Le 29 janvier 2014, le docteur [G], constatant la paraplégie de [S] [I], a prescrit un bilan complet de la coagulation et un IRM, lequel a révélé l'existence d'un nouvel hématome.

A 13 heures, le docteur [P] a procédé à l'évacuation de l'hématome épidural.

Le lendemain, la motricité de [S] [I] s'est progressivement améliorée.

Le docteur [X] lui a alors prescrit une nouvelle injection de Lovenox.

Le 31 janvier 2014, l'IRM réalisée a mis en évidence une nouvelle récidive d'hématome épidural, pour lequel le docteur [G] a procédé à une troisième reprise chirurgicale.

Dans les suites, [S] [I] a constaté une récupération progressive des sensations et de la motricité.

Le 3 octobre 2014, [S] [I] a adressé à la commission de conciliation et d'indemnisation (CCI) du Languedoc-Roussillon une demande d'expertise.

Par avis en date du 7 octobre 2014, les docteurs [O] et [Z] ont été désignés en qualité d'experts.

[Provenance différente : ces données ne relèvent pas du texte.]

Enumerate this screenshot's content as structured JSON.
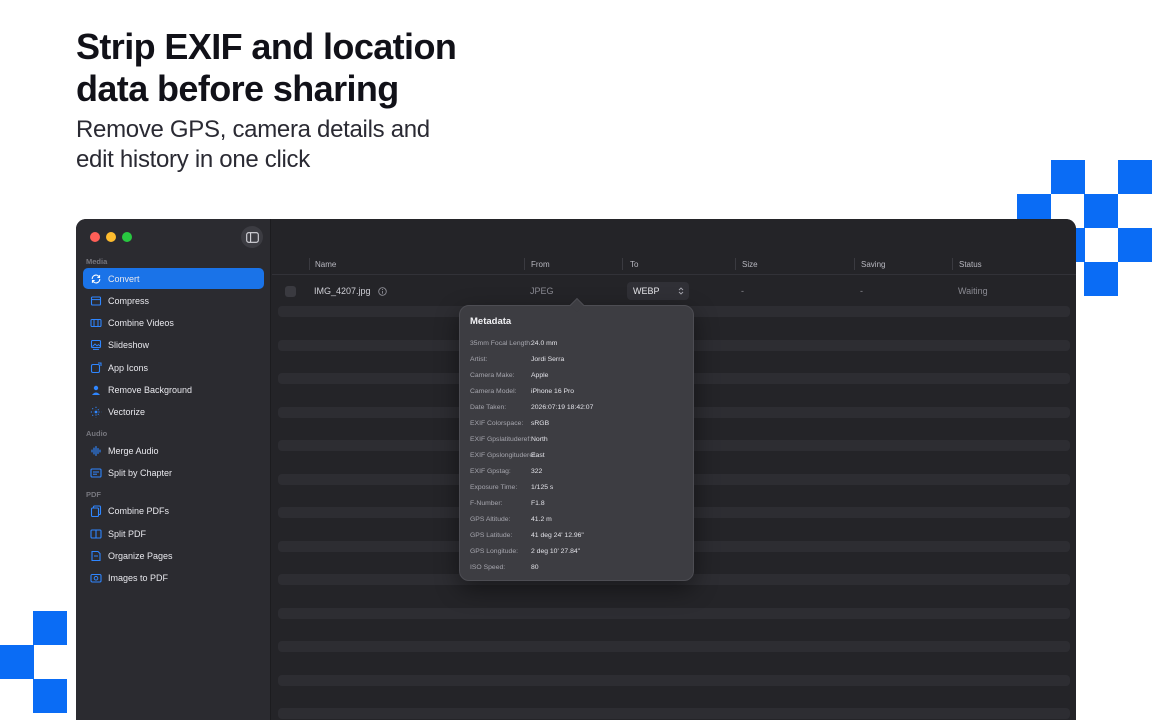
{
  "hero": {
    "title_line1": "Strip EXIF and location",
    "title_line2": "data before sharing",
    "subtitle_line1": "Remove GPS, camera details and",
    "subtitle_line2": "edit history in one click"
  },
  "colors": {
    "accent": "#0a6cf5",
    "active_nav": "#1a73e8",
    "window_bg": "#242428"
  },
  "sidebar": {
    "toggle_icon": "sidebar-toggle-icon",
    "sections": [
      {
        "label": "Media",
        "items": [
          {
            "label": "Convert",
            "icon": "convert-icon",
            "active": true
          },
          {
            "label": "Compress",
            "icon": "compress-icon"
          },
          {
            "label": "Combine Videos",
            "icon": "combine-videos-icon"
          },
          {
            "label": "Slideshow",
            "icon": "slideshow-icon"
          },
          {
            "label": "App Icons",
            "icon": "app-icons-icon"
          },
          {
            "label": "Remove Background",
            "icon": "remove-background-icon"
          },
          {
            "label": "Vectorize",
            "icon": "vectorize-icon"
          }
        ]
      },
      {
        "label": "Audio",
        "items": [
          {
            "label": "Merge Audio",
            "icon": "waveform-icon"
          },
          {
            "label": "Split by Chapter",
            "icon": "chapter-icon"
          }
        ]
      },
      {
        "label": "PDF",
        "items": [
          {
            "label": "Combine PDFs",
            "icon": "combine-pdfs-icon"
          },
          {
            "label": "Split PDF",
            "icon": "split-pdf-icon"
          },
          {
            "label": "Organize Pages",
            "icon": "organize-pages-icon"
          },
          {
            "label": "Images to PDF",
            "icon": "images-to-pdf-icon"
          }
        ]
      }
    ]
  },
  "table": {
    "columns": [
      "Name",
      "From",
      "To",
      "Size",
      "Saving",
      "Status"
    ],
    "rows": [
      {
        "name": "IMG_4207.jpg",
        "from": "JPEG",
        "to": "WEBP",
        "size": "-",
        "saving": "-",
        "status": "Waiting"
      }
    ]
  },
  "metadata_popover": {
    "title": "Metadata",
    "entries": [
      {
        "key": "35mm Focal Length:",
        "value": "24.0 mm"
      },
      {
        "key": "Artist:",
        "value": "Jordi Serra"
      },
      {
        "key": "Camera Make:",
        "value": "Apple"
      },
      {
        "key": "Camera Model:",
        "value": "iPhone 16 Pro"
      },
      {
        "key": "Date Taken:",
        "value": "2026:07:19 18:42:07"
      },
      {
        "key": "EXIF Colorspace:",
        "value": "sRGB"
      },
      {
        "key": "EXIF Gpslatituderef:",
        "value": "North"
      },
      {
        "key": "EXIF Gpslongituderef:",
        "value": "East"
      },
      {
        "key": "EXIF Gpstag:",
        "value": "322"
      },
      {
        "key": "Exposure Time:",
        "value": "1/125 s"
      },
      {
        "key": "F-Number:",
        "value": "F1.8"
      },
      {
        "key": "GPS Altitude:",
        "value": "41.2 m"
      },
      {
        "key": "GPS Latitude:",
        "value": "41 deg 24' 12.96\""
      },
      {
        "key": "GPS Longitude:",
        "value": "2 deg 10' 27.84\""
      },
      {
        "key": "ISO Speed:",
        "value": "80"
      }
    ]
  }
}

A la lecture des conclusions expertales, par avis avant consolidation en date du 1er juin 2015, la CCI du Languedoc-Roussillon a considéré, d'une part, que l'accident médical non fautif dont a été victime [S] [I] ouvrait droit à la réparation des préjudices qui en découlaient au titre de la solidarité nationale, dans la limite de 50 %, d'autre part, que le comportement fautif du docteur [R] [F] engageait sa responsabilité et ouvrait droit à la réparation des préjudices qui en découlaient, dans la limite de 50 %.

L'ONIAM a adressé à [S] [I] une offre d'indemnisation transactionnelle provisionnelle, d'un montant total de 3 818,12 euros au titre des souffrances endurées et du déficit fonctionnel temporaire, pour la période allant du 31 janvier au 3 décembre 2014, qui a été acceptée et signée par ce dernier, le 22 octobre 2015, et réglée par l'ONIAM, le 17 novembre 2015.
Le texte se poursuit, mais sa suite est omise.